Attemp a criritical appreciation
of The Windhover.
The Windhover by Gerard Manley Hopkins is a semi-romantic,
religious poem dedicated to Christ. It is a usual Hopkinsian sonnet that begins
with description of nature and ends in meditation about God and Christ and his
beauty, greatness and grace. The poem also uses his usual “sprung rhythm”,
Anglo-Saxon diction, alliteration, internal rhyming, new compound metaphors,
elliptical grammar and complex threads of connotation.
Hopkins has mixed his romantic fascination with the nature
with his religious favor of gratitude towards God for giving us a beautiful
nature. The beauty of nature is here illustrated by a wonderful bird flying in
the air. He describes a bird which he saw flying in the sky that morning. Like
in a romantic poem, he remembers the experience to express his feelings. That
morning, the speaker had been out at dawn. From the excited description in the
poem, we can infer that the speaker was probably in the field. His attention
was suddenly drawn by the scene of a bird flying in the sky.

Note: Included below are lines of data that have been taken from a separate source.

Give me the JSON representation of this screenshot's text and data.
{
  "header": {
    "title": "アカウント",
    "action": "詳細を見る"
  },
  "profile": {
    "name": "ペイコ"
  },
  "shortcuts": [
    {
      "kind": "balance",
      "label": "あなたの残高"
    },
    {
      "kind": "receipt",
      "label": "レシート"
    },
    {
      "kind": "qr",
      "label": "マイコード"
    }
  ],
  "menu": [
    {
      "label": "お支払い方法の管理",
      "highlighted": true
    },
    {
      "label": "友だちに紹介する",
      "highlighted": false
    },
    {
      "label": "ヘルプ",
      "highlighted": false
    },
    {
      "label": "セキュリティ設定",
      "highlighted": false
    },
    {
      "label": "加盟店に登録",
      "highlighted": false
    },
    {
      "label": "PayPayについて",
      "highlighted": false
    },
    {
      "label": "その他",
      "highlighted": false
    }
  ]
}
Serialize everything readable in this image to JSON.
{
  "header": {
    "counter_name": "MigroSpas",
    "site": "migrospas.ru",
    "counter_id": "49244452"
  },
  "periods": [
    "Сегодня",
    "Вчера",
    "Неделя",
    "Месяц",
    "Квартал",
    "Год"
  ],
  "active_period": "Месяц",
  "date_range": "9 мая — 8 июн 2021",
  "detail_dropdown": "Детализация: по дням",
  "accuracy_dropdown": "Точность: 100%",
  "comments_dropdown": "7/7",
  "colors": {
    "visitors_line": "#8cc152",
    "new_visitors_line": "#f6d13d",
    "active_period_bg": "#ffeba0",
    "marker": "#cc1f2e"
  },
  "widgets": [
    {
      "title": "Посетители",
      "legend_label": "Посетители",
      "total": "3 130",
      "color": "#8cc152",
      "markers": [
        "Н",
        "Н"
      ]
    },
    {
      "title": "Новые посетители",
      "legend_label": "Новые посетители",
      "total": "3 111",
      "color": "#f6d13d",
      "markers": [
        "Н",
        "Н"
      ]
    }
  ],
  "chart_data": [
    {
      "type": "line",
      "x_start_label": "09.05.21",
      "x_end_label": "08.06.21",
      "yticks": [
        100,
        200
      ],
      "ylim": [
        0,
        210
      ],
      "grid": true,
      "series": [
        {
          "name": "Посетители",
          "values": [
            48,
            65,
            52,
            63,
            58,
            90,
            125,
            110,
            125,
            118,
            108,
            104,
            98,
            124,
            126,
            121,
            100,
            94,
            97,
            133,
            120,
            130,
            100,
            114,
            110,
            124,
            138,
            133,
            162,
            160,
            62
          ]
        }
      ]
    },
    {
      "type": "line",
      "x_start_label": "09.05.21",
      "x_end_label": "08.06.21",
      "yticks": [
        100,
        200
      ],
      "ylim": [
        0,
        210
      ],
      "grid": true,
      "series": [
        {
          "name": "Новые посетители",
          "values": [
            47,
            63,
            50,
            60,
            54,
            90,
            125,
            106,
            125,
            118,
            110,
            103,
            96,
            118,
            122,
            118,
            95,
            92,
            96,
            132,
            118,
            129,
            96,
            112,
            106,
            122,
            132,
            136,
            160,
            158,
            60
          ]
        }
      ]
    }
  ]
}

The first stanza of the poem is a description of the different tricks of the bird’s flight. In the second the speaker remembers the beauty of Christ and says that he is a billion times lovelier. So, claiming that the nature’s beauty is no wonder, he concludes in the last stanza that everything he looks at reminds him the pain and suffering of Christ which has made human life so beautiful and given this opportunity to enjoy it. To this devotee of Christ, everything brings the image of Christ and his wounds and pain and sacrifice. This suggests that he always remembers and becomes thankful to Christ. As the subtitle suggests, the poem is a thanksgiving to Christ.